In the Bible, she's a lovely daughter of Job who inherits a fortune when the biblical poster boy for trial and tribulation dies.

But in 21st-century America, she's become a smiling black stereotype who peddles pancakes slathered in syrup.

That's always bothered the Rev. LaVerne Hall. So Jemima came to mind when the publisher of a new study Bible for African-American women asked her to contribute an essay. "Her name has special meaning to me," Hall says. "I'm very fond of her. Her name means `little dove' or `peace.' She's wealthy, educated and powerful."

"Of course, that's not the Jemima we know today - she's fat, she wears a rag on her head and flips pancakes. The question is, how did Jemima go from being a beautiful woman, equal to her brothers, to the image we recognize today on the pancake boxes."

Hall is one of 120 contributors to the "Women of Color Study Bible," which examines women in the Bible who may have been dark-skinned and of African descent. The essays consider such contemporary subjects as domestic abuse, single motherhood and sexism, seen through a prism of Christian teaching.
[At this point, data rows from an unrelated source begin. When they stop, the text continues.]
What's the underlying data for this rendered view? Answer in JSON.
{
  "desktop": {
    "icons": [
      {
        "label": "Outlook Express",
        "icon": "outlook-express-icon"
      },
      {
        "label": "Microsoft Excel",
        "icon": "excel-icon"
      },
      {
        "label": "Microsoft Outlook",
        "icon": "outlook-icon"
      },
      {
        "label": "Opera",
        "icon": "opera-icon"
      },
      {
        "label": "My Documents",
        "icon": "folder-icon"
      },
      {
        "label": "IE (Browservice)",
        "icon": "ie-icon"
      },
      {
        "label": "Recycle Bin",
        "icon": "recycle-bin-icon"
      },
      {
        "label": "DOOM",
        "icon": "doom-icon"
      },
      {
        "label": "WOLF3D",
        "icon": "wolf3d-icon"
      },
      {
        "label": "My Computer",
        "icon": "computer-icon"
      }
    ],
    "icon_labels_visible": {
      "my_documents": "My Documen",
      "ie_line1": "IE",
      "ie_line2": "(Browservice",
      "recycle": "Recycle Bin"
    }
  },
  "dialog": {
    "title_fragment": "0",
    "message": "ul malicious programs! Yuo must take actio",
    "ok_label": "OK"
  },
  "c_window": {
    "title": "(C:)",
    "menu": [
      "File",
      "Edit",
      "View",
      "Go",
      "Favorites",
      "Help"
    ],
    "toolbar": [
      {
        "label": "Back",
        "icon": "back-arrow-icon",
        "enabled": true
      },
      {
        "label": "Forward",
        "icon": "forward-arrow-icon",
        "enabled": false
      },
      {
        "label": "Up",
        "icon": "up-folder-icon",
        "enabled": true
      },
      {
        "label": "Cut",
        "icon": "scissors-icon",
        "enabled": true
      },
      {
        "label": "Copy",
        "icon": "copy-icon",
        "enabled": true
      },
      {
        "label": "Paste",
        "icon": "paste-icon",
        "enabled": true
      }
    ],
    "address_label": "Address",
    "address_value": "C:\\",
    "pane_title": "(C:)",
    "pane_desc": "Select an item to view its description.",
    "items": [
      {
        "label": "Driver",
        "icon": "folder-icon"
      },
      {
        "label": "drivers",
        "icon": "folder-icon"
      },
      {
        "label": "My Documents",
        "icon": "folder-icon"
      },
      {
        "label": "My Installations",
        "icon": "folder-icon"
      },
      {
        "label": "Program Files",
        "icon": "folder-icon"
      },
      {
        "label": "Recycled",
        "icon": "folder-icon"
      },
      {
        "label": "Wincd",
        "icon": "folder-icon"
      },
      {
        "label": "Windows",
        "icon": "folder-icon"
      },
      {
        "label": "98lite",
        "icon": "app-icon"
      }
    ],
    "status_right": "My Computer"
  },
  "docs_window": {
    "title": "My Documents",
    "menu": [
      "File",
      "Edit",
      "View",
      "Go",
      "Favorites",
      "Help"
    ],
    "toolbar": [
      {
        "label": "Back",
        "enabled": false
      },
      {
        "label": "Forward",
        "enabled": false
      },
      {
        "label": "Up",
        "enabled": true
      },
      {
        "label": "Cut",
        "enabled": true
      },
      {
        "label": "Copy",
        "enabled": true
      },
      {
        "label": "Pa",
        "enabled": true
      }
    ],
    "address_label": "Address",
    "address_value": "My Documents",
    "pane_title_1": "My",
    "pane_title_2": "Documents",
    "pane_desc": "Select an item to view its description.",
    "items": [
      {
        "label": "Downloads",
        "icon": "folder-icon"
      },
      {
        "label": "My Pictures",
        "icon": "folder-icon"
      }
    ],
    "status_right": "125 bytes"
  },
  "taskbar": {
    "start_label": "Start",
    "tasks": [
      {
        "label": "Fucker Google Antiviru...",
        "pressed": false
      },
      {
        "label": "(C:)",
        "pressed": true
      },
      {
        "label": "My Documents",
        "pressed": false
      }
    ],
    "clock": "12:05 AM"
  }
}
Four women from the Puget Sound area contributed - Hall, who has a prison ministry and works part time at the Urban League of Metropolitan Seattle; the Rev. Naomi Peete of Mount Zion Baptist Church; the Rev. Jolene Josey, Eastside Baptist Church, Tacoma, and the Rev. Toni Booker of Martin Luther King Memorial Baptist Church, Renton.

Hall's essay urges parents to consider the power that spiritual names convey to the children who bear them. A proud name, she says, can help a child define herself.

Ironically, Hall doesn't mention Jemima by name in her essay. That name carries too much commercial and historic baggage to put on a child these days.

The history doesn't matter to Hall. What does matter is that a perfectly good Bible-based name is not available to African-American parents.

"It would be a little like that old Johnny Cash song, `A Man Named Sue,"' she says, laughing. "Let's not create problems for our children before they even get here."

Spiritual names don't have to be biblical, Hall says. They can be created.

Twenty-three years ago she named her daughter Mahji B'Vance, using letters and syllables from the names of two grandmothers, two aunts, an adopted relative and Hall herself. She later discovered that Mahji is an East Indian name meaning "eldest daughter."

"The point is that children's names should have special spiritual meaning," Hall says.

The study Bible's other contributors have taken their chosen topics in many directions.

Peete's essay on prayer speaks with authority to women who find themselves immobilized by poverty, abuse or poor health.

"Matthew reminds us not to worry about what we shall eat," she writes, "Or how we shall be clothed, meet our financial setbacks, or manage our health issues. We are more valuable than sparrows, more precious than purple lilies of the field and wiser than industrious ants."

Peete had occasion to test her faith when, as a younger woman with children, she escaped what she says was an oppressive marriage in Nigeria. She had no passport, she says, and as an American woman, she didn't know the local language. She prayed for help and found it in the story of Joshua, who marched around the walls of Jericho, praying, until they fell. "I was in a compound, and I walked the walls of that compound every day praying. When my children and I left, we could have been stopped at any place on the way to the embassy, but we weren't. We left by faith and we prayed all the way."

The Women of Color Study Bible ($35, Nia Publishing) is one of the dozens of custom-fit scriptures on the market, including versions aimed at children, teenagers, women and 12-step members. The first edition is the traditional King James version of the Bible; it will also be offered in the New International Version.

It took Nia Publishing more than a year to get the Study Bible on the market, said Mel Banks II, who owns the small Atlanta-based publishing firm.

Most of the contributors are clergywomen, Banks says, but they come from many denominations and all parts of the country. Besides the essays, the Bible includes the historical background of each book and traces the possibilities of a black presence in each era.

Take the long-suffering Job and his beautiful daughter, Jemima. There's no specific scriptural reference to identify them as black, but groups of people mentioned in the Book of Job likely lived in northeastern Africa, Banks says. The people there were dark-skinned and traced their ancestry to the beginnings of the race.

Hall's connection to Job's eldest daughter is so strong that she and the other women have joined together as Jemima Ministries and are planning a spiritual conference in Seattle in January.

"We want to look at Jemima and how we as women of color are going to define our own future," Hall says. "We want to look at her evolution and think about what she looked like and how she acted when she was powerful and rich and did something besides flip pancakes."